When the City of Ottawa is short on ambulances and paramedics, the services of Prescott-Russell are called into action, but that is putting pressure on the local emergency response services.
The United Counties of Prescott and Russell (UCPR), along with other regional governments in Eastern Ontario, continue to seek solutions for challenges associated with their paramedic services responding to calls in neighbouring jurisdictions.
UCPR paramedics regularly respond to calls in the City of Ottawa when not enough paramedics and ambulance vehicles from the city’s own service are not available. However, the time devoted by UCPR paramedics to responses in Ottawa results in a shortage of paramedics and vehicles available to respond quickly to calls for service in the UCPR.
On August 24, UCPR Council approved the same UCPR paramedic response times for 2024 as those which had been set for 2023. The Ontario Ministry of Health sets the target response time for a sudden cardiac arrest at six minutes, and at eight minutes for a Canadian Triage and Acuity Scale (CTAS) level one situation. The UCPR has set target response times for CTAS levels 2, 3, 4, and 5 at 16 minutes. The Eastern Ontario Warden’s Caucus’ (EOWC) recent Situational Review of paramedic services in the UCPR, Stormont, Dundas and Glengarry, Leeds and Grenville, Lanark, and Renfrew counties identified many factors influence paramedic services’ ability to meet their annual response times.
UCPR Director of Emergency Services Marc-André Périard said a new dispatching system, and increased funding for community paramedics will help strengthen services, but emphasized the UCPR is meeting its response times. Périard explained how the UCPR’s paramedic resources continue to be pulled into other municipalities, and there is also a shortage of human resources, but these complications will not change the response.
Chief Administrative Officer Stéphane Parisien said the UCPR was part of a joint delegation with Ontario Minister of Health Sylvia Jones at the summer Association of Municipalities of Ontario conference where the issue of UCPR paramedics covering responses in neighbouring jurisdictions was addressed. Parisien is optimistic there will be a future meeting between the affected regional governments and Ottawa Mayor Mark Sutcliffe to discuss the situation.
“We’re trying to build something more formal,” Parisien said.
United Counties of Leeds and Grenville Warden Nancy Peckford (North Grenville) is leading the effort to arrange a meeting between the regional governments and Sutcliffe. Parisien is optimistic something will be arranged.

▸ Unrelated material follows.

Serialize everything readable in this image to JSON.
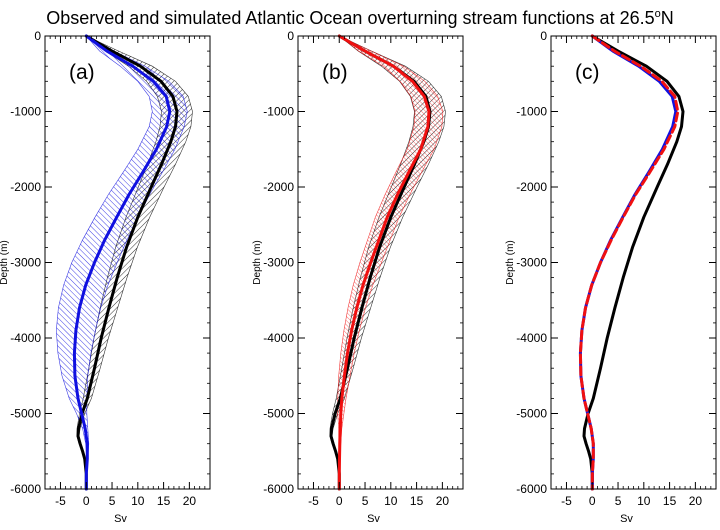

Parisien said the UCPR and other regional governments are not seeking financial compensation for the calls their paramedics respond to outside their boundaries, but instead want to ensure a sufficient number of paramedics and vehicles are available at all times to respond within the UCPR. He said it would be very difficult to recoup any costs associated with cross-boundary calls and that the UCPR no longer keeps a regular total of the expenses associated with such calls.
“The issue is basically with human resources,” he said.
Parisien said the City of Ottawa has no legal obligation to compensate the UCPR or any other neighbouring regional municipality for their response to ambulance calls in Ottawa.
Parisien said the UCPR tends to take most of the responsibility for calls in Ottawa than other jurisdictions which also border the large, single-tier city. He said that is because most of the UCPR’s urban population lives in the City of Clarence-Rockland and Russell Township which border Ottawa, which often means more UCPR paramedics are located in those municipalities to respond in Ottawa within a reasonable amount of time.